Hardware Security Modules

The application has full integration for Hardware Security Modules (HSMs) that support the PKCS11 interface, for block-signing operations and key management.

Initialisation

Assuming HSM and pkcs11 libraries setup and all config/secrets files are in place run:

docker build --build-arg user_pin=$USER_PIN --build-arg key_label=$KEY_LABEL -f Dockerfile.hsm.init .

This will generate a multisig script that should be used as the signblockarg in the ocean sidechain.

Running

To build the federation container with hsm signing run:

docker build --build-arg user_pin=$USER_PIN --build-arg key_label=$KEY_LABEL -f Dockerfile.hsm .

Inside this container federation can be initiated by:

Inflating assets

The federation nodes can be used to reissue issued assets according to a fixed inflation schedule. This is enabled by setting the --inflationrate argument to a non zero value.

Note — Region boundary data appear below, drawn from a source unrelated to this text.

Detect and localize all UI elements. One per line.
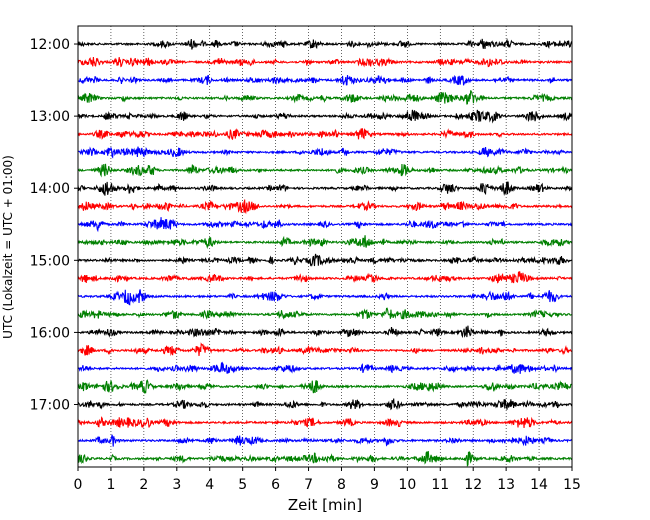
x-tick-label: 7 — [304, 477, 313, 493]
trace-line — [77, 128, 573, 141]
x-tick-label: 5 — [238, 477, 247, 493]
x-tick-label: 6 — [271, 477, 280, 493]
y-tick-label: 13:00 — [30, 109, 70, 125]
x-tick-label: 0 — [74, 477, 83, 493]
trace-line — [77, 342, 573, 357]
trace-line — [77, 235, 572, 250]
trace-line — [77, 434, 573, 447]
x-tick-label: 3 — [172, 477, 181, 493]
seismic-traces — [77, 38, 573, 467]
trace-line — [77, 109, 573, 124]
x-tick-label: 15 — [563, 477, 581, 493]
trace-line — [77, 271, 572, 284]
trace-line — [77, 163, 573, 178]
trace-line — [77, 56, 573, 68]
plot-frame — [77, 25, 573, 468]
trace-line — [77, 307, 572, 320]
trace-line — [77, 379, 573, 394]
y-tick-label: 17:00 — [30, 398, 70, 414]
x-tick-label: 4 — [205, 477, 214, 493]
x-tick-label: 13 — [497, 477, 515, 493]
x-tick-label: 12 — [464, 477, 482, 493]
trace-line — [77, 450, 572, 467]
y-axis: 12:00 13:00 14:00 15:00 16:00 17:00 — [30, 37, 78, 414]
x-tick-label: 2 — [139, 477, 148, 493]
y-tick-label: 14:00 — [30, 181, 70, 197]
x-tick-label: 11 — [431, 477, 449, 493]
x-tick-label: 9 — [370, 477, 379, 493]
trace-line — [77, 146, 573, 159]
trace-line — [77, 90, 573, 105]
x-axis: 0 1 2 3 4 5 6 7 8 9 10 11 12 13 14 15 — [74, 467, 581, 493]
y-tick-label: 15:00 — [30, 253, 70, 269]
x-tick-label: 14 — [530, 477, 548, 493]
y-tick-label: 12:00 — [30, 37, 70, 53]
trace-line — [77, 181, 573, 196]
trace-line — [77, 74, 573, 86]
trace-line — [77, 253, 573, 267]
trace-line — [77, 398, 573, 411]
x-axis-label: Zeit [min] — [288, 496, 362, 514]
trace-line — [77, 38, 573, 50]
trace-line — [77, 199, 573, 215]
y-tick-label: 16:00 — [30, 325, 70, 341]
trace-line — [77, 416, 573, 429]
trace-line — [77, 289, 573, 306]
y-axis-label: UTC (Lokalzeit = UTC + 01:00) — [1, 155, 15, 339]
plot-area — [78, 26, 572, 467]
x-tick-label: 10 — [398, 477, 416, 493]
trace-line — [77, 325, 573, 339]
x-tick-label: 8 — [337, 477, 346, 493]
trace-line — [77, 361, 572, 374]
x-tick-label: 1 — [106, 477, 115, 493]
trace-line — [77, 217, 573, 233]
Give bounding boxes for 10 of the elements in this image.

The assets are then reissued every --inflationperiod blocks, and to the specified address. The reissuance tokens must be paid to the P2SH address of the supplied multisig script (--reissuancescript). The corresponding private key for the signing node (for the reissuance script) is supplied as --reissuanceprivkey. If inflation is enabled, the -rescan=1 and -recordinflation=1 flags must be set in the signing node ocean.conf file.

Federation protocol demo

A demonstration of protocols used by the Ocean network, including federated signing and asset issuance.

Instructions

./scripts/restart_kafka.sh python3 -m demo

Running Kafka

  • Install kafka

    brew install kafka

  • Add bin path to PATH in bash profile

    export PATH="$PATH:/usr/local/Cellar/kafka/1.1.0/bin/"

  • Different services

    • brew services start kafka
    • brew services stop kafka
    • kafka-topics --zookeeper localhost:2181 --delete --topic new-block

MultiSig

Generate multisig script and keys using the MultiSig class (M out of N).

Federated Signing

Implement federation signing using the BlockSigning class. Federation signing uses a Kafka broker. Nodes take turns proposing / signing blocks. One node will generate a new block hex and send it to a topic marked as ‘new-block’ in the Kafka broker. The rest of the nodes will fetch this and sign it, sending their signature to a topic marked as ‘new-sigX’, where X is the node id. The node that generated the block will collect the signatures, combine them and submit the block.

Asset Issuance

Issue assets and generate transactions with these assets using the AssetIssuance class.